1. Seviyede garajınızda takılıyorsunuz. Tek başınıza çalışıp hallediyorsunuz bazı şeyleri. 2. seviyeye geçip medium olduğunuz zaman yeni özellikler açılıyor. Şirkete yeni kişiler alabiliyorsunuz ki max. 4 kişi alabiliyorsunuz, kendinizin ve çalışanlarınızın skillerini geliştirebiliyorsunuz, biraz da gelişmenin sayesinde açılacak Medium ve Large boyutlu oyunlar yapmaya başlayabiliyorsunuz ve artık oyun fuarlarına katılıp daha çok kişiye ulaşmaya başlıyorsunuz. Bu oyun fuarının adı G3, yine lisans sorunu yaşamamak için E3'ün adını değiştirmişler açıklamasına da "Game, Game, Game Convention" demişler :D 3. Seviyede ise artık holdingleşiyorsunuz. 3. seviyede az değişiklik var ama 2 tanesi sağlam değişiklikler ve değişiklikler içinde yeni değişikliklere ulaşıyorsunuz :D Birincisi 2 kişi daha işe alabiliyorsunuz. Asıl önemli olan 2. ve 3.sü ise şirketinizi bir holdingden daha fazlası yapacak şeyler. R&D adı altında Ar-Ge yani İngilizcesiyle Research & Development bölümü ve Hardware bölümünü kuruyorsunuz. R&D'de çeşitli şeyler var. Online oyunlar yapabilmek için çalışma yapıyorsunuz, kendi Steam'inizi kuruyorsunuz, AAA adı altında çok yüksek boyutlu yani günümüz oyunları gibi oyunlar yapabiliyorsunuz, kendi oyun fuarınızı düzenleyebiliyorsunuz. Hardware işi ise biraz basit R&D'ye göre. Kendi konsolunuzu yapabiliyorsunuz sadece burada ancak tabii bu da büyük iş. Kendi konsolunuz ve Online oyununuzla sürekli gelir elde ediyorsunuz.

Oyunda ufak gelir kapıları ve ayrıntılarda var. Contract Work denilen ufak, sözleşmeli ve belli bir zamanı olan işler var, bir gelir kapısı olmakla beraber bazen research puanlarınızı arttırmak için işe yarıyorlar.
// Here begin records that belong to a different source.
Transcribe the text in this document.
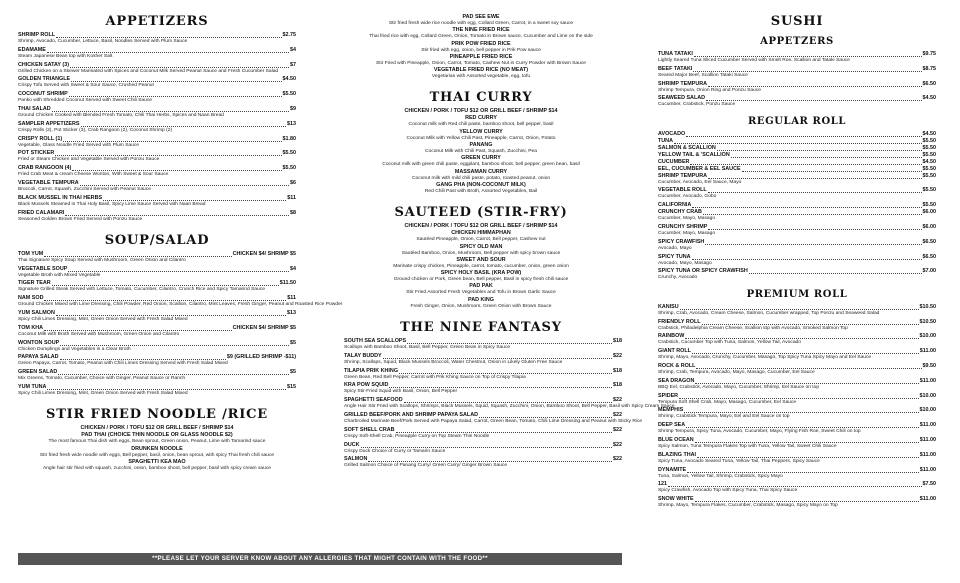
APPETIZERS
SHRIMP ROLL	$2.75
Shrimp, Avocado, Cucumber, Lettuce, Basil, Noodles Served with Plum Sauce
EDAMAME	$4
Steam Japanese Bean top with Kosher Salt
CHICKEN SATAY (3)	$7
Grilled Chicken on a Skewer Marinated with Spices and Coconut Milk Served Peanut Sauce and Fresh Cucumber Salad
GOLDEN TRIANGLE	$4.50
Crispy Tofu Served with Sweet & Sour Sauce, Crushed Peanut
COCONUT SHRIMP	$5.50
Panko with Shredded Coconut Served with Sweet Chili Sauce
THAI SALAD	$9
Ground Chicken Cooked with Blended Fresh Tomato, Chili Thai Herbs, Spices and Naan Bread
SAMPLER APPETIZERS	$13
Crispy Rolls (2), Pot Sticker (3), Crab Rangoon (2), Coconut Shrimp (2)
CRISPY ROLL (1)	$1.80
Vegetable, Glass Noodle Fried Served with Plum Sauce
POT STICKER	$5.50
Fried or Steam Chicken and Vegetable Served with Ponzu Sauce
CRAB RANGOON (4)	$5.50
Fried Crab Meat & cream Cheese Wonton, With Sweet & Sour Sauce
VEGETABLE TEMPURA	$6
Broccoli, Carrot, Squash, Zucchini Served with Peanut Sauce
BLACK MUSSEL IN THAI HERBS	$11
Black Mussels Steamed in Thai Holy Basil, Spicy Lime Sauce Served with Naan Bread
FRIED CALAMARI	$8
Seasoned Golden Brown Fried Served with Ponzu Sauce
SOUP/SALAD
TOM YUM	CHICKEN $4/ SHRIMP $5
Thai Signature Spicy Soup Served with Mushroom, Green Onion and Cilantro
VEGETABLE SOUP	$4
Vegetable Broth with Mixed Vegetable
TIGER TEAR	$11.50
Signature Grilled Steak Served with Lettuce, Tomato, Cucumber, Cilantro, Crunch Rice and Spicy Tamarind Sauce
NAM SOD	$11
Ground Chicken Mixed with Lime Dressing, Chili Powder, Red Onion, Scallion, Cilantro, Mint Leaves, Fresh Ginger, Peanut and Roasted Rice Powder
YUM SALMON	$13
Spicy Chili Limes Dressing, Mint, Green Onion Served with Fresh Salad Mixed
TOM KHA	CHICKEN $4/ SHRIMP $5
Coconut Milk with Broth Served with Mushroom, Green Onion and Cilantro
WONTON SOUP	$5
Chicken Dumplings and Vegetables in a Clear Broth
PAPAYA SALAD	$9 (GRILLED SHRIMP -$11)
Green Papaya, Carrot, Tomato, Peanut with Chili Limes Dressing Served with Fresh Salad Mixed
GREEN SALAD	$5
Mix Greens, Tomato, Cucumber, Choice with Ginger, Peanut Sauce or Ranch
YUM TUNA	$15
Spicy Chili Limes Dressing, Mint, Green Onion Served with Fresh Salad Mixed
STIR FRIED NOODLE /RICE
CHICKEN / PORK / TOFU $12 OR GRILL BEEF / SHRIMP $14
PAD THAI (CHOICE THIN NOODLE OR GLASS NOODLE $2)
The most famous Thai dish with eggs, Bean sprout, Green onion, Peanut, Lime with Tamarind sauce
DRUNKEN NOODLE
Stir fried fresh wide noodle with eggs, Bell pepper, basil, onion, bean sprout, with spicy Thai fresh chili sauce
SPAGHETTI KEA MAO
Angle hair stir fried with squash, zucchini, onion, bamboo shoot, bell pepper, basil with spicy cream sauce
PAD SEE EWE
Stir fried fresh wide rice noodle with egg, Collard Green, Carrot, in a sweet soy sauce
THE NINE FRIED RICE
Thai fried rice with egg, Collard Green, Onion, Tomato in Brown sauce, Cucumber and Lime on the side
PRIK POW FRIED RICE
Stir fried with egg, onion, bell pepper in Prik Pow sauce
PINEAPPLE FRIED RICE
Stir Fried with Pineapple, Onion, Carrot, Tomato, Cashew Nut in Curry Powder with Brown Sauce
VEGETABLE FRIED RICE (NO MEAT)
Vegetarian with Assorted vegetable, egg, tofu
THAI CURRY
CHICKEN / PORK / TOFU $12 OR GRILL BEEF / SHRIMP $14
RED CURRY
Coconut milk with Red chili paste, bamboo shoot, bell pepper, basil
YELLOW CURRY
Coconut Milk with Yellow Chili Past, Pineapple, Carrot, Onion, Potato
PANANG
Coconut Milk with Chili Past, Squash, Zucchini, Pea
GREEN CURRY
Coconut milk with green chili paste, eggplant, bamboo shoot, bell pepper, green bean, basil
MASSAMAN CURRY
Coconut milk with mild chili paste, potato, roasted peanut, onion
GANG PHA (NON-COCONUT MILK)
Red Chili Past with Broth, Assorted Vegetables, Bail
SAUTEED (STIR-FRY)
CHICKEN / PORK / TOFU $12 OR GRILL BEEF / SHRIMP $14
CHICKEN HIMMAPHAN
Sautéed Pineapple, Onion, Carrot, Bell pepper, Cashew nut
SPICY OLD MAN
Sautéed Bamboo, Onion, Mushroom, Bell pepper with spicy brown sauce
SWEET AND SOUR
Marinate crispy chicken, Pineapple, carrot, tomato, cucumber, onion, green onion
SPICY HOLY BASIL (KRA POW)
Ground chicken or Pork, Green bean, Bell pepper, Basil in spicy fresh chili sauce
PAD PAK
Stir Fried Assorted Fresh Vegetables and Tofu in Brown Garlic Sauce
PAD KING
Fresh Ginger, Onion, Mushroom, Green Onion with Brown Sauce
THE NINE FANTASY
SOUTH SEA SCALLOPS	$18
Scallops with Bamboo Shoot, Basil, Bell Pepper, Green Bean in Spicy Sauce
TALAY BUDDY	$22
Shrimp, Scallops, Squid, Black Mussels Broccoli, Water Chestnut, Onion in Likely Gluten Free Sauce
TILAPIA PRIK KHING	$18
Green Bean, Red Bell Pepper, Carrot with Prik Khing Sauce on Top of Crispy Tilapia
KRA POW SQUID	$18
Spicy Stir-Fried Squid with Basil, Onion, Bell Pepper
SPAGHETTI SEAFOOD	$22
Angle Hair Stir Fried with Scallops, Shrimps, Black Mussels, Squid, Squash, Zucchini, Onion, Bamboo Shoot, Bell Pepper, Basil with Spicy Cream Sauce
GRILLED BEEF/PORK AND SHRIMP PAPAYA SALAD	$22
Charbroiled Marinate Beef/Pork Served with Papaya Salad, Carrot, Green Bean, Tomato, Chili Lime Dressing and Peanut with Sticky Rice
SOFT SHELL CRAB	$22
Crispy Soft-Shell Crab, Pineapple Curry on Top Steam Thin Noodle
DUCK	$22
Crispy Duck Choice of Curry or Tamarin Sauce
SALMON	$22
Grilled Salmon Choice of Panang Curry/ Green Curry/ Ginger Brown Sauce
SUSHI
APPETZERS
TUNA TATAKI	$9.75
Lightly Seared Tuna Sliced Cucumber Served with Smelt Roe, Scallion and Tataki Sauce
BEEF TATAKI	$8.75
Seared Major Beef, Scallion Tataki Sauce
SHRIMP TEMPURA	$6.50
Shrimp Tempura, Onion Ring and Ponzu Sauce
SEAWEED SALAD	$4.50
Cucumber, Crabstick, Ponzu Sauce
REGULAR ROLL
AVOCADO	$4.50
TUNA	$5.50
SALMON & SCALLION	$5.50
YELLOW TAIL & 'SCALLION	$5.50
CUCUMBER	$4.50
EEL, CUCUMBER & EEL SAUCE	$5.50
SHRIMP TEMPURA	$5.50
Cucumber, Avocado, Eel Sauce, Mayo
VEGETABLE ROLL	$5.50
Cucumber, Avocado, Gobo
CALIFORNIA	$5.50
CRUNCHY CRAB	$6.00
Cucumber, Mayo, Masago
CRUNCHY SHRIMP	$6.00
Cucumber, Mayo, Masago
SPICY CRAWFISH	$6.50
Avocado, Mayo
SPICY TUNA	$6.50
Avocado, Mayo, Masago
SPICY TUNA OR SPICY CRAWFISH	$7.00
Crunchy, Avocado
PREMIUM ROLL
KANISU	$10.50
Shrimp, Crab, Avocado, Cream Cheese, Salmon, Cucumber wrapped, Top Ponzu and Seaweed Salad
FRIENDLY ROLL	$10.50
Crabstick, Philadelphia Cream Cheese, Scallion top with Avocado, Smoked Salmon Top
RAINBOW	$10.00
Crabstick, Cucumber Top with Tuna, Salmon, Yellow Tail, Avocado
GIANT ROLL	$11.00
Shrimp, Mayo, Avocado, Crunchy, Cucumber, Masago, Top Spicy Tuna Spicy Mayo and Eel Sauce
ROCK & ROLL	$9.50
Shrimp, Crab, Tempura, Avocado, Mayo, Masago, Cucumber, Eel Sauce
SEA DRAGON	$11.00
BBQ Eel, Crabstick, Avocado, Mayo, Cucumber, Shrimp, Eel Sauce on top
SPIDER	$10.00
Tempura Soft Shell Crab, Mayo, Masago, Cucumber, Eel Sauce
MEMPHIS	$10.00
Shrimp, Crabstick Tempura, Mayo, Eel and Eel Sauce on top
DEEP SEA	$11.00
Shrimp Tempura, Spicy Tuna, Avocado, Cucumber, Mayo, Flying Fish Roe, Sweet Chili on top
BLUE OCEAN	$11.00
Spicy Salmon, Tuna Tempura Flakes Top with Tuna, Yellow Tail, Sweet Chili Sauce
BLAZING THAI	$11.00
Spicy Tuna, Avocado Seared Tuna, Yellow Tail, Thai Peppers, Spicy Sauce
DYNAMITE	$11.00
Tuna, Salmon, Yellow Tail, Shrimp, Crabstick, Spicy Mayo
121	$7.50
Spicy Crawfish, Avocado Top with Spicy Tuna, Thai Spicy Sauce
SNOW WHITE	$11.00
Shrimp, Mayo, Tempura Flakes, Cucumber, Crabstick, Masago, Spicy Mayo on Top
**PLEASE LET YOUR SERVER KNOW ABOUT ANY ALLERGIES THAT MIGHT CONTAIN WITH THE FOOD**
Ancak Medium Şirkette biraz büyüdükten sonra maddi yönüne ihtiyacınız kalmıyor öylesine takılmaca gibi oluyor, maksat çalışanlar boş durmasın :D Sonra Published Work'ler var, bunlarda da ünlü yapımcı/dağıtımcılar için size verilen koşullar doğrultusunda iş yapıyorsunuz. Activision'un Infinity Ward'a COD'u yaptırması gibi ancak orada durum daha farklı tabi Activision satın almıştı biz kiralık çalışyoruz. Mesela çalışanınızın bir arkadaşı ya da herhangi biri için cüzi miktarlara sponsor olup gelişimini sağlayabiliyorsunuz ya da çalışanınız geliyor ofis çok sıcak klima taktıralım diyor, R&D veya Hardware Lab yapalım diyor falan.

Oyunun çok ilginç bir özellği var. Şu anda Steam'de 9,99$ etiketiyle satışta ancak oyunun yapımcısı olan Greenheartgames oyunu kendi elleriyle torrent sitelerine koyup ilginç bir pazarlama ve tanıtım politikasına giriştiler. Söylenenlere göre oyunu onların paylaştığı dosyadan indirseniz bir süre sonra "Oyunumuz korsan olarak indiriliyor, para kaybediyoruz" uyarıları alıp ardından batıyormuşsunuz.

Son olarak oyunun 3 süre modu var. 25 yıl, 30 yıl (yapımcının önerdiği), 35 yıl. Bu sürelerden birini seçebiliyorsunuz ayarlardan, hiçbir şeye dokunmazsanız 30 yıl olarak oynatıyor. Aslında bu 30 yılın pek bi muhabbeti yok. Sadece bu süre sonunda puanlama yapıyor ve yaptığınız işlere göre oyun skorunuzu belirliyor sonra kaldığınız yerden devam edebiliyorsunuz.